You bring up a major distinction in HE between the role of the researcher who has to teach and the teacher who has to research. Because of the very hit-and-miss nature of hiring an excellent researcher who may or may not have good andragogy skills and the rise of management of education, there has been a great proliferation of teacher quality programmes in the past decade. I would hope that the political pressures on expert researchers to at least review their teaching style would have led to many changing. However, researching expert researcher teaching style is problematic. I did find a Turkish phenomenological study that aimed to begin this research (Tunca et al., 2015). Of course, there are dozens of texts and studies designed to show university teachers without an education background ways into the Scholarship of Teaching and Learning. Richlin’s book is a typical and good example (Richlin, 2006).
Should researchers know how to teach? This wonderfully ethical question hits hard at the nature and structure of the research university. Anecdotally, we all know of researchers hired that have to do a few classes who seem to resent that imposition. Politically, removing them from their posts would be difficult as their prime mandate is research. Equally, absolving them from all teaching responsibility would raise questions about the relationship the university has with its teaching responsibility.

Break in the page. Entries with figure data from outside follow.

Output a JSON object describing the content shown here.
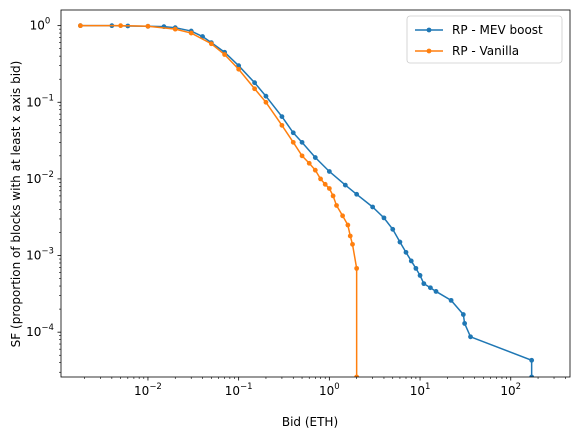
{
  "chart_data": {
    "type": "line",
    "xlabel": "Bid (ETH)",
    "ylabel": "SF (proportion of blocks with at least x axis bid)",
    "xscale": "log",
    "yscale": "log",
    "xlim": [
      0.0011,
      450
    ],
    "ylim": [
      2.6e-05,
      1.6
    ],
    "x_ticks": [
      {
        "value": 0.01,
        "base": "10",
        "exp": "−2"
      },
      {
        "value": 0.1,
        "base": "10",
        "exp": "−1"
      },
      {
        "value": 1,
        "base": "10",
        "exp": "0"
      },
      {
        "value": 10,
        "base": "10",
        "exp": "1"
      },
      {
        "value": 100,
        "base": "10",
        "exp": "2"
      }
    ],
    "y_ticks": [
      {
        "value": 1,
        "base": "10",
        "exp": "0"
      },
      {
        "value": 0.1,
        "base": "10",
        "exp": "−1"
      },
      {
        "value": 0.01,
        "base": "10",
        "exp": "−2"
      },
      {
        "value": 0.001,
        "base": "10",
        "exp": "−3"
      },
      {
        "value": 0.0001,
        "base": "10",
        "exp": "−4"
      }
    ],
    "grid": false,
    "legend_position": "top-right",
    "series": [
      {
        "name": "RP - MEV boost",
        "color": "#1f77b4",
        "x": [
          0.0018,
          0.004,
          0.006,
          0.01,
          0.015,
          0.02,
          0.03,
          0.04,
          0.05,
          0.07,
          0.1,
          0.15,
          0.2,
          0.3,
          0.4,
          0.5,
          0.7,
          1.0,
          1.5,
          2.0,
          3.0,
          4.0,
          5.0,
          6.0,
          7.0,
          8.0,
          9.0,
          10.0,
          11.0,
          13.0,
          15.0,
          22.0,
          30.0,
          31.0,
          36.0,
          170.0,
          170.0
        ],
        "y": [
          1.0,
          1.0,
          0.99,
          0.98,
          0.97,
          0.94,
          0.85,
          0.72,
          0.6,
          0.45,
          0.3,
          0.18,
          0.12,
          0.065,
          0.04,
          0.03,
          0.019,
          0.0125,
          0.0083,
          0.0063,
          0.0043,
          0.0031,
          0.0022,
          0.0015,
          0.0011,
          0.00085,
          0.00068,
          0.00055,
          0.00043,
          0.00038,
          0.00034,
          0.00026,
          0.00017,
          0.00013,
          8.7e-05,
          4.3e-05,
          2.6e-05
        ]
      },
      {
        "name": "RP - Vanilla",
        "color": "#ff7f0e",
        "x": [
          0.0018,
          0.005,
          0.01,
          0.02,
          0.03,
          0.05,
          0.07,
          0.1,
          0.15,
          0.2,
          0.3,
          0.4,
          0.5,
          0.6,
          0.7,
          0.8,
          0.9,
          1.0,
          1.1,
          1.2,
          1.4,
          1.6,
          1.7,
          1.8,
          2.0,
          2.0
        ],
        "y": [
          1.0,
          1.0,
          0.98,
          0.9,
          0.8,
          0.58,
          0.42,
          0.27,
          0.15,
          0.1,
          0.05,
          0.03,
          0.02,
          0.016,
          0.013,
          0.01,
          0.0085,
          0.0075,
          0.006,
          0.0045,
          0.0033,
          0.0025,
          0.0018,
          0.0014,
          0.00068,
          2.6e-05
        ]
      }
    ]
  }
}
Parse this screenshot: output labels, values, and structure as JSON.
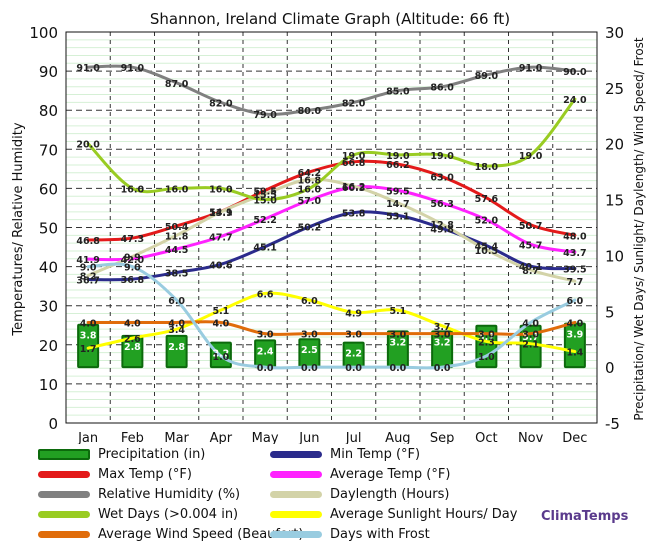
{
  "brand": "ClimaTemps",
  "chart_data": {
    "type": "line",
    "title": "Shannon, Ireland Climate Graph (Altitude: 66 ft)",
    "ylabel_left": "Temperatures/ Relative Humidity",
    "ylabel_right": "Precipitation/ Wet Days/ Sunlight/ Daylength/ Wind Speed/ Frost",
    "ylim_left": [
      0,
      100
    ],
    "ylim_right": [
      -5,
      30
    ],
    "yticks_left": [
      "0",
      "10",
      "20",
      "30",
      "40",
      "50",
      "60",
      "70",
      "80",
      "90",
      "100"
    ],
    "yticks_right": [
      "-5",
      "0",
      "5",
      "10",
      "15",
      "20",
      "25",
      "30"
    ],
    "categories": [
      "Jan",
      "Feb",
      "Mar",
      "Apr",
      "May",
      "Jun",
      "Jul",
      "Aug",
      "Sep",
      "Oct",
      "Nov",
      "Dec"
    ],
    "series": [
      {
        "name": "Precipitation (in)",
        "axis": "right",
        "kind": "bar",
        "color": "#22a022",
        "values": [
          3.8,
          2.8,
          2.8,
          2.2,
          2.4,
          2.5,
          2.2,
          3.2,
          3.2,
          3.7,
          3.7,
          3.9
        ],
        "labels": [
          "3.8",
          "2.8",
          "2.8",
          "2.2",
          "2.4",
          "2.5",
          "2.2",
          "3.2",
          "3.2",
          "3.7",
          "3.7",
          "3.9"
        ]
      },
      {
        "name": "Min Temp (°F)",
        "axis": "left",
        "color": "#2b2b8c",
        "values": [
          36.7,
          36.8,
          38.5,
          40.6,
          45.1,
          50.2,
          53.8,
          53.1,
          49.8,
          45.4,
          40.1,
          39.5
        ],
        "labels": [
          "36.7",
          "36.8",
          "38.5",
          "40.6",
          "45.1",
          "50.2",
          "53.8",
          "53.1",
          "49.8",
          "45.4",
          "40.1",
          "39.5"
        ]
      },
      {
        "name": "Max Temp (°F)",
        "axis": "left",
        "color": "#e31a1a",
        "values": [
          46.8,
          47.3,
          50.4,
          54.1,
          59.5,
          64.2,
          66.8,
          66.2,
          63.0,
          57.6,
          50.7,
          48.0
        ],
        "labels": [
          "46.8",
          "47.3",
          "50.4",
          "54.1",
          "59.5",
          "64.2",
          "66.8",
          "66.2",
          "63.0",
          "57.6",
          "50.7",
          "48.0"
        ]
      },
      {
        "name": "Average Temp (°F)",
        "axis": "left",
        "color": "#ff22ff",
        "values": [
          41.9,
          42.0,
          44.5,
          47.7,
          52.2,
          57.0,
          60.3,
          59.5,
          56.3,
          52.0,
          45.7,
          43.7
        ],
        "labels": [
          "41.9",
          "42.0",
          "44.5",
          "47.7",
          "52.2",
          "57.0",
          "60.3",
          "59.5",
          "56.3",
          "52.0",
          "45.7",
          "43.7"
        ]
      },
      {
        "name": "Relative Humidity (%)",
        "axis": "left",
        "color": "#808080",
        "values": [
          91.0,
          91.0,
          87.0,
          82.0,
          79.0,
          80.0,
          82.0,
          85.0,
          86.0,
          89.0,
          91.0,
          90.0
        ],
        "labels": [
          "91.0",
          "91.0",
          "87.0",
          "82.0",
          "79.0",
          "80.0",
          "82.0",
          "85.0",
          "86.0",
          "89.0",
          "91.0",
          "90.0"
        ]
      },
      {
        "name": "Daylength (Hours)",
        "axis": "right",
        "color": "#d3d3a8",
        "values": [
          8.2,
          9.9,
          11.8,
          13.9,
          15.5,
          16.8,
          16.2,
          14.7,
          12.8,
          10.5,
          8.7,
          7.7
        ],
        "labels": [
          "8.2",
          "9.9",
          "11.8",
          "13.9",
          "15.5",
          "16.8",
          "16.2",
          "14.7",
          "12.8",
          "10.5",
          "8.7",
          "7.7"
        ]
      },
      {
        "name": "Wet Days (>0.004 in)",
        "axis": "right",
        "color": "#99cc22",
        "values": [
          20.0,
          16.0,
          16.0,
          16.0,
          15.0,
          16.0,
          19.0,
          19.0,
          19.0,
          18.0,
          19.0,
          24.0
        ],
        "labels": [
          "20.0",
          "16.0",
          "16.0",
          "16.0",
          "15.0",
          "16.0",
          "19.0",
          "19.0",
          "19.0",
          "18.0",
          "19.0",
          "24.0"
        ]
      },
      {
        "name": "Average Sunlight Hours/ Day",
        "axis": "right",
        "color": "#ffff00",
        "values": [
          1.7,
          2.6,
          3.4,
          5.1,
          6.6,
          6.0,
          4.9,
          5.1,
          3.7,
          2.3,
          2.1,
          1.4
        ],
        "labels": [
          "1.7",
          "2.6",
          "3.4",
          "5.1",
          "6.6",
          "6.0",
          "4.9",
          "5.1",
          "3.7",
          "2.3",
          "2.1",
          "1.4"
        ]
      },
      {
        "name": "Average Wind Speed (Beaufort)",
        "axis": "right",
        "color": "#e06c0a",
        "values": [
          4.0,
          4.0,
          4.0,
          4.0,
          3.0,
          3.0,
          3.0,
          3.0,
          3.0,
          3.0,
          3.0,
          4.0
        ],
        "labels": [
          "4.0",
          "4.0",
          "4.0",
          "4.0",
          "3.0",
          "3.0",
          "3.0",
          "3.0",
          "3.0",
          "3.0",
          "3.0",
          "4.0"
        ]
      },
      {
        "name": "Days with Frost",
        "axis": "right",
        "color": "#99cce0",
        "values": [
          9.0,
          9.0,
          6.0,
          1.0,
          0.0,
          0.0,
          0.0,
          0.0,
          0.0,
          1.0,
          4.0,
          6.0
        ],
        "labels": [
          "9.0",
          "9.0",
          "6.0",
          "1.0",
          "0.0",
          "0.0",
          "0.0",
          "0.0",
          "0.0",
          "1.0",
          "4.0",
          "6.0"
        ]
      }
    ]
  }
}
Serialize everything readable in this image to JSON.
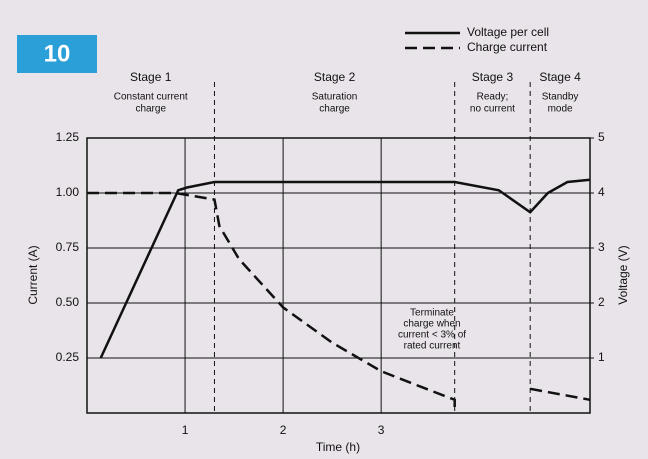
{
  "chart_data": {
    "type": "line",
    "badge": "10",
    "xlabel": "Time (h)",
    "ylabel": "Current (A)",
    "y2label": "Voltage (V)",
    "xlim": [
      0,
      5.13
    ],
    "xticks": [
      1,
      2,
      3
    ],
    "ylim": [
      0,
      1.25
    ],
    "yticks": [
      1.25,
      {
        "value": 1,
        "label": "1.00"
      },
      0.75,
      {
        "value": 0.5,
        "label": "0.50"
      },
      0.25
    ],
    "y2lim": [
      0,
      5
    ],
    "y2ticks": [
      1,
      2,
      3,
      4,
      5
    ],
    "grid": true,
    "series": [
      {
        "name": "Voltage per cell",
        "color": "#111111",
        "style": "solid",
        "axis": "y2",
        "x": [
          0.14,
          0.93,
          1.02,
          1.3,
          3.75,
          4.2,
          4.52,
          4.7,
          4.9,
          5.13
        ],
        "values": [
          1,
          4.05,
          4.1,
          4.2,
          4.2,
          4.05,
          3.65,
          4.0,
          4.2,
          4.24
        ]
      },
      {
        "name": "Charge current",
        "color": "#111111",
        "style": "dashed",
        "x": [
          0,
          0.9,
          1.3,
          1.35,
          1.55,
          2,
          2.5,
          3,
          3.4,
          3.75,
          3.75,
          4.1,
          4.52,
          5.13
        ],
        "values": [
          1,
          1,
          0.97,
          0.85,
          0.7,
          0.48,
          0.32,
          0.19,
          0.12,
          0.06,
          0,
          null,
          0.11,
          0.06
        ]
      }
    ],
    "stage_boundaries": [
      1.3,
      3.75,
      4.52
    ],
    "stages": [
      {
        "title": "Stage 1",
        "subtitle": [
          "Constant current",
          "charge"
        ]
      },
      {
        "title": "Stage 2",
        "subtitle": [
          "Saturation",
          "charge"
        ]
      },
      {
        "title": "Stage 3",
        "subtitle": [
          "Ready;",
          "no current"
        ]
      },
      {
        "title": "Stage 4",
        "subtitle": [
          "Standby",
          "mode"
        ]
      }
    ],
    "annotation": [
      "Terminate",
      "charge when",
      "current < 3% of",
      "rated current"
    ]
  }
}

I’ve no time to research the situation in the universities right now, but for compulsory education, Hattie’s (2009) meta-analysis shows dozens of studies that point to the teacher effect being one of the main factors that influence learning. His book ‘Visible Learning’ is fundamentally flawed but nevertheless remains one of the most important books in education. The accompanying website: http://visible-learning.org/ gives a good taster.
Hattie, J. (2009). Visible learning. A synthesis of meta-analyses in education. London: Routledge.
Richlin, L. (2006). Blueprint for learning. Sterling, Virginia: Stylus.
Tunca, N., Sahin, S. A., Oguz, A., & Guner, H. O. B. (2015). Qualities of ideal teacher educators. Turkish Online Journal of Qualitative Inquiry, 6(2), 122-148.